Foto: Pedagang baju dikawasan makam Sunan Bonang

​TUBAN – Kawasan wisata religi Makam Sunan Bonang, Tuban, bukan sekadar destinasi spiritual bagi peziarah. Kawasan ini merupakan jantung ekonomi bagi ratusan pelaku UMKM yang menjajakan mulai dari pakaian khas, pernak-pernik aksesoris, hingga oleh-oleh ikonik seperti jenang dan dodol khas Tuban. Namun, di tengah gemerlap kunjungan wisata yang tak pernah putus, terdapat realitas pahit yang sedang dialami oleh para pedagang tradisional: mereka mulai kehilangan pelanggan karena belum beradaptasi dengan era pembayaran digital.

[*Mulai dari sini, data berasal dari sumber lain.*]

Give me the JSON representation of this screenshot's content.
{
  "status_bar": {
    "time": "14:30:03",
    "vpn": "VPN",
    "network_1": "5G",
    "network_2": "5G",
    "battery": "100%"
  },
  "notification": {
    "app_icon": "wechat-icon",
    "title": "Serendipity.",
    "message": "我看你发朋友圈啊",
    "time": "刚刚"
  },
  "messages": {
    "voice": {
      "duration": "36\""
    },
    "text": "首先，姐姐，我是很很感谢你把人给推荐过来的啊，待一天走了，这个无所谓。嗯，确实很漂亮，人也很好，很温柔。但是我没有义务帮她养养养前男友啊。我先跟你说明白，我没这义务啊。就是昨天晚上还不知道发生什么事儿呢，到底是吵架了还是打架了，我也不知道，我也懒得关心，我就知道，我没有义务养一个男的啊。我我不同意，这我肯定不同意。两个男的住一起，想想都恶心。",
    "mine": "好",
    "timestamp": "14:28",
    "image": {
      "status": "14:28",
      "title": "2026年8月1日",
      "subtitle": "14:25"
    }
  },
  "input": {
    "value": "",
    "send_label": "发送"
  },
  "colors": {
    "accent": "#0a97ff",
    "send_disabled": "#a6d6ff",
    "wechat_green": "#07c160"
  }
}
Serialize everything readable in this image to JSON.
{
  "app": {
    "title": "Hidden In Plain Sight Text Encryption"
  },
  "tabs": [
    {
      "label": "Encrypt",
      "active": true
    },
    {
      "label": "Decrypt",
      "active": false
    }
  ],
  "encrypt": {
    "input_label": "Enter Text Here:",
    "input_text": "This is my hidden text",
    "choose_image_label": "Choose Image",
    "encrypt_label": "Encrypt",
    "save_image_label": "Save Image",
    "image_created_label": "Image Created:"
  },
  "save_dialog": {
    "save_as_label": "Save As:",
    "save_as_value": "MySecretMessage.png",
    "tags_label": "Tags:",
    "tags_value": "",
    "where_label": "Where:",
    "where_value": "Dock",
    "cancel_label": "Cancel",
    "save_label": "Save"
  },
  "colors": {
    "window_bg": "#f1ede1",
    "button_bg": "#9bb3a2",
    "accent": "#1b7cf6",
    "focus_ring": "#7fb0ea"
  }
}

​Kesenjangan teknologi atau digital divide ini menjadi penghalang nyata bagi pertumbuhan ekonomi lokal. Banyak wisatawan, terutama dari kalangan generasi muda yang terbiasa dengan gaya hidup cashless, kini menjadikan kemudahan pembayaran sebagai syarat utama sebelum memutuskan untuk berbelanja.
​Dampak Nyata pada Omzet
​Bu Winarti, seorang pedagang baju dan aneka camilan yang telah berjualan di kawasan tersebut selama belasan tahun, adalah saksi hidup pergeseran perilaku konsumen yang drastis ini. Dengan wajah yang menyiratkan kecemasan, ia menceritakan betapa sulitnya mempertahankan roda bisnis di tengah perubahan zaman yang begitu cepat.

​”Dulu, sekitar 10 sampai 15 tahun lalu, kalau sedang musim liburan atau hari besar, omzet bulanan saya bisa tembus sampai Rp10 juta. Bahkan, dalam sehari saja, uang yang masuk ke laci bisa mencapai Rp500 ribu. Rasanya dulu dagangan itu cepat sekali habisnya,” kenang Bu Winarti saat ditemui di depan lapaknya yang penuh dengan tumpukan baju dan kemasan jenang.
​Namun, kejayaan itu kini tinggal memori. Bu Winarti mengaku pendapatannya merosot tajam hingga di bawah 30 persen dari angka masa lalunya.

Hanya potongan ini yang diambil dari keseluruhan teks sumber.